The double COVID-19 surge of winter weather and the highly transmissible Omicron variant show hopeful signs of abating—maybe even for good.
And Inova Loudoun Hospital President Susan Carroll said Monday that the COVID-19 pandemic now shows signs that it could finally come to an end.
While the daily number of new cases remains in Loudoun and the state at large remain more than double the highest point of last year’s spread, new infections also appear to have peaked last week and are now on the decline in Loudoun.
The county’s rolling seven-day average of new daily cases peaked at 884.9 on Jan. 12. That was almost three times the virus’s peak last winter. And, although case numbers remain higher than at any other time in during the pandemic, they have been trending rapidly downward for the past week. The latest reporting, on Jan. 20, showed 531.1 average new cases a day.
While the virus can remain dangerous, especially for people who are elderly or have underlying conditions, and can have long-term effects, healthcare workers and public health officials have noted that the Omicron variant seems more contagious but causing a milder illness. State Health Department reporting reflects that; despite the high rates of infection, the pandemic is killing far fewer people than during the previous cold weather surge or in the first summer of the pandemic.
“If you look in history, it’s pretty much what we always have seen when we look at various pandemics,” Carroll said. “So when it was the Spanish Flu, even the plague, it starts to get more contagious but less virulent. COVID, I would say, is really mirroring the most massive pandemics and viruses.”
Those mutations, she said, are how most pandemics end.
Loudoun Health Department Director Dr. David Goodfriend on Jan. 11, as the pandemic was approaching its peak, told the Loudoun County School Board what life will look like in the future is hard to predict.
“If we don’t get any new significant variants, then easily COVID will turn into something along the lines of the flu, because it is a cold weather virus,” Goodfriend said. “So we may just have winter outbreaks like the flu, where people can get an annual vaccination or booster to help get you through the season.”

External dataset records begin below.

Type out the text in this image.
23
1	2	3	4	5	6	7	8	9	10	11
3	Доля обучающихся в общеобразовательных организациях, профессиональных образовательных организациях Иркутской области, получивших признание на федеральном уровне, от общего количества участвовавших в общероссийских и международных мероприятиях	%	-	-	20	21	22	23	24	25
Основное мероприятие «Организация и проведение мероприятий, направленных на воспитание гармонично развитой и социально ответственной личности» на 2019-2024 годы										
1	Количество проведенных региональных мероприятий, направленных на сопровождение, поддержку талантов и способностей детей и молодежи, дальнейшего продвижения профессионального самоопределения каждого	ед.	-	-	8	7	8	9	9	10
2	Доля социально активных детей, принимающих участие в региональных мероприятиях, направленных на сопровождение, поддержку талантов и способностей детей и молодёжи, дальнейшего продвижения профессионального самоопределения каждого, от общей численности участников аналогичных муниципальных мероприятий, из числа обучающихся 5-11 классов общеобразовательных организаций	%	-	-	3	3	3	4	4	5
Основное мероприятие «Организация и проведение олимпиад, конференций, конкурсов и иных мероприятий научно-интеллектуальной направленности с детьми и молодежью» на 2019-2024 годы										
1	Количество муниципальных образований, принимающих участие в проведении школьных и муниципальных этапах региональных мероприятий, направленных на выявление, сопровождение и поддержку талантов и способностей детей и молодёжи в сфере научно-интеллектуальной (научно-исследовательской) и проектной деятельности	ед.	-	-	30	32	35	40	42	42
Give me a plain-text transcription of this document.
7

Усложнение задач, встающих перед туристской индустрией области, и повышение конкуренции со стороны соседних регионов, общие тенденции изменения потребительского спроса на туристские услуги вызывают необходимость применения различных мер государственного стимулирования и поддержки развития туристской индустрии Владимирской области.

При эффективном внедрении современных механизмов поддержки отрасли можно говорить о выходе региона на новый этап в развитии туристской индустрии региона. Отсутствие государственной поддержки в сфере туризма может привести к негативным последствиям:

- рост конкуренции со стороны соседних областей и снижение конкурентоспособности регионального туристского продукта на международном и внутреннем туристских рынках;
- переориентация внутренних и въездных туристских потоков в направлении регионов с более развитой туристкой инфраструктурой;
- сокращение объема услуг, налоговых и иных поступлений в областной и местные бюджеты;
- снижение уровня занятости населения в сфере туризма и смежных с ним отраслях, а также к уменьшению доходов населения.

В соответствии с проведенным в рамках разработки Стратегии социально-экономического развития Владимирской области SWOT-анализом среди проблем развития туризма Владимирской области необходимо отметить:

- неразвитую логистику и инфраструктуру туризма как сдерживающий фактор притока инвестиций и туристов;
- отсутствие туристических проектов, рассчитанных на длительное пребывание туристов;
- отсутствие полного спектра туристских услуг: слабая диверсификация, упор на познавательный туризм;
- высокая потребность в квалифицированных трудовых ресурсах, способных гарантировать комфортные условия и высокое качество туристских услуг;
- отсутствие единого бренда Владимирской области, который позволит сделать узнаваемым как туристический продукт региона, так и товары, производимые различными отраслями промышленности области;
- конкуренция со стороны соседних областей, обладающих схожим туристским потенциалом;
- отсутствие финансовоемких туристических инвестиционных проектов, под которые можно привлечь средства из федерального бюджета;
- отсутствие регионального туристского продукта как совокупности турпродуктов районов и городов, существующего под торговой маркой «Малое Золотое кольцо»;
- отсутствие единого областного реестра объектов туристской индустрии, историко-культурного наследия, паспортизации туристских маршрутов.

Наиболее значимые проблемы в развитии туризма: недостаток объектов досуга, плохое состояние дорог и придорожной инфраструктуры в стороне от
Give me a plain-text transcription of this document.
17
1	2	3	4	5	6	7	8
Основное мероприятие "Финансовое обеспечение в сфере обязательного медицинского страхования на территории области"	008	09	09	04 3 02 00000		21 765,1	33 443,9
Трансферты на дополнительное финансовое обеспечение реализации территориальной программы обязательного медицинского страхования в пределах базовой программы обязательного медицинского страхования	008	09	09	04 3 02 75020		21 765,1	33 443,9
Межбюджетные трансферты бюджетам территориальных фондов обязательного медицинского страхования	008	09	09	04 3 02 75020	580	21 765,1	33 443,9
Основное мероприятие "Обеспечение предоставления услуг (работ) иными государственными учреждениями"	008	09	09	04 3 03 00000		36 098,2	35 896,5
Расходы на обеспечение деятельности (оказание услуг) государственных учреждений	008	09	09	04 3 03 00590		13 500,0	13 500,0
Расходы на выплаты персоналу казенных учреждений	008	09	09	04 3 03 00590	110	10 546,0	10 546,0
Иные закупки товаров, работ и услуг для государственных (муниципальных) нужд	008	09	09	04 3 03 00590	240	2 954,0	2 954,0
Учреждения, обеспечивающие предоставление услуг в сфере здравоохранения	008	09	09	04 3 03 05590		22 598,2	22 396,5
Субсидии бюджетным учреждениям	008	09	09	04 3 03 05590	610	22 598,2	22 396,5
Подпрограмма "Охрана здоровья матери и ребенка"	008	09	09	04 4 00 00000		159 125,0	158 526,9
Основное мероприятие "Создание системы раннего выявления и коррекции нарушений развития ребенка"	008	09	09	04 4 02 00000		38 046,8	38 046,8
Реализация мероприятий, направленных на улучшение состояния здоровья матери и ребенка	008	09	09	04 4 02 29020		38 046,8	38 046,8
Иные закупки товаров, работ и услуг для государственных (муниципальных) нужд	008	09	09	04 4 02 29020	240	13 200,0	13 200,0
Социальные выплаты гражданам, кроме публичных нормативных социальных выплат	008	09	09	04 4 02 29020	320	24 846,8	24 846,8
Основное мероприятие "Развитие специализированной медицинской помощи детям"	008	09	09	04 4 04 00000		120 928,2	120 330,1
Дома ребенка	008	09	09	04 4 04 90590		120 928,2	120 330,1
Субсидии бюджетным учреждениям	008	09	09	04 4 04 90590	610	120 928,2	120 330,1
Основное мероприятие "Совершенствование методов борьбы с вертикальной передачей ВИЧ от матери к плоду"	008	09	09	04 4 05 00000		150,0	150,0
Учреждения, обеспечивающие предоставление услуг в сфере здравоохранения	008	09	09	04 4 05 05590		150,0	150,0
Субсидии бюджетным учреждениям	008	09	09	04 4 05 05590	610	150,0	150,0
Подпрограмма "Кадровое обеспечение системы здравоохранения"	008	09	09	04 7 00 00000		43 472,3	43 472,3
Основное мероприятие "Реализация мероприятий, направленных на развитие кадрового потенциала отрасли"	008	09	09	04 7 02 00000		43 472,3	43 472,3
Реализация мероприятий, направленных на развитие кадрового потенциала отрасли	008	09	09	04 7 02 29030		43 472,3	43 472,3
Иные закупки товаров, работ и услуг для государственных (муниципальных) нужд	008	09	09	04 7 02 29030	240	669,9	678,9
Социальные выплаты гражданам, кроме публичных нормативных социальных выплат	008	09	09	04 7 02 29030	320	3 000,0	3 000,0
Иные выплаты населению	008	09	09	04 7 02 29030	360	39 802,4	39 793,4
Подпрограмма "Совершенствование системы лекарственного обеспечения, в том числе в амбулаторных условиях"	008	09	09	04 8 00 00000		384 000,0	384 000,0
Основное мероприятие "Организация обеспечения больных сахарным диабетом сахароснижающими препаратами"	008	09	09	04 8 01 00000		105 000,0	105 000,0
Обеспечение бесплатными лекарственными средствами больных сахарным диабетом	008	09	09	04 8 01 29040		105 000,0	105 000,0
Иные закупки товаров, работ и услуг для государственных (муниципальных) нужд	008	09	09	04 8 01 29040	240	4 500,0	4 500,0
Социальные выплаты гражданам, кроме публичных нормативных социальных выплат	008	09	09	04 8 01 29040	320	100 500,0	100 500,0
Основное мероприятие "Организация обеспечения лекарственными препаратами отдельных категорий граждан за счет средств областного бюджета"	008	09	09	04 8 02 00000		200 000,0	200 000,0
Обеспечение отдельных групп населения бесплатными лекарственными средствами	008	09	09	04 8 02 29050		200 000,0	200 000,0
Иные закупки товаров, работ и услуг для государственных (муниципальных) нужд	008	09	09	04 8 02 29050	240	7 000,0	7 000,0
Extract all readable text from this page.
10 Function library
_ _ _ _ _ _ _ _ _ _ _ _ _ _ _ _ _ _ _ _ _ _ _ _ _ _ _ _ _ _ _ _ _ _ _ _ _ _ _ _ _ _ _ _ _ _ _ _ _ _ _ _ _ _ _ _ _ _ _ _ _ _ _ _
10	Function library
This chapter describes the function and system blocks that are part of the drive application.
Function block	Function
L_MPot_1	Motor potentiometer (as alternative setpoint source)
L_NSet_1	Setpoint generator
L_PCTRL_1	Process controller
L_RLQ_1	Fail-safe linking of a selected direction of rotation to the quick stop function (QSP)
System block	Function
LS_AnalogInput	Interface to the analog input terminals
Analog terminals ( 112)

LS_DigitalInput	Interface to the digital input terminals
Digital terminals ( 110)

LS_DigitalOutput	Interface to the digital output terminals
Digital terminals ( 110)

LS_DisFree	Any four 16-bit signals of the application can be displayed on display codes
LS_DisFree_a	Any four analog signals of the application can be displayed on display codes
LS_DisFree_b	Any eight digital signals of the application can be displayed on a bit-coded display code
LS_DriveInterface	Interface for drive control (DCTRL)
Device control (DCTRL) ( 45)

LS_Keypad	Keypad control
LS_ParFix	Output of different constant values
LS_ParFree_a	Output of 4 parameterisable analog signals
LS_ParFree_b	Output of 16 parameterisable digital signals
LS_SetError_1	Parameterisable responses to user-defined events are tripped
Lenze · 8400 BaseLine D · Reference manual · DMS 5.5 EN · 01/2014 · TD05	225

The danger, he said, is if a new variant emerges that gets around vaccine protection. He urged people to continue practicing COVID-19 safety.
“We put in so much work over the last year to get so much of our community vaccinated so that even if the vaccine isn’t perfect, it’s keeping them out of the hospital,” Goodfriend said. “We don’t want to be in a situation where there’s a variant where you’re starting all over again.”
Even as most people in Loudoun are current on their vaccinations and the Omicron variant is causing less serious illness and shorter hospital stays, hospitals are still stretched by the sheer number of infections.
“Even if the hospitalization rates have dropped in half [for example], the raw numbers are still high, and so that’s what we were seeing for the past three weeks,” Carroll said. “It’s just a math equation at this point.”
With two years of experience fighting COVID-19, new therapies available and a fully-vaccinated staff, there is now good news for healthcare workers. But it has been a long, grueling pandemic for many.
“I think that you’re not going to find a healthcare provider in the country who would say they’re not facing some sort of burnout,” she said. “It’s just the reality of the last two years.”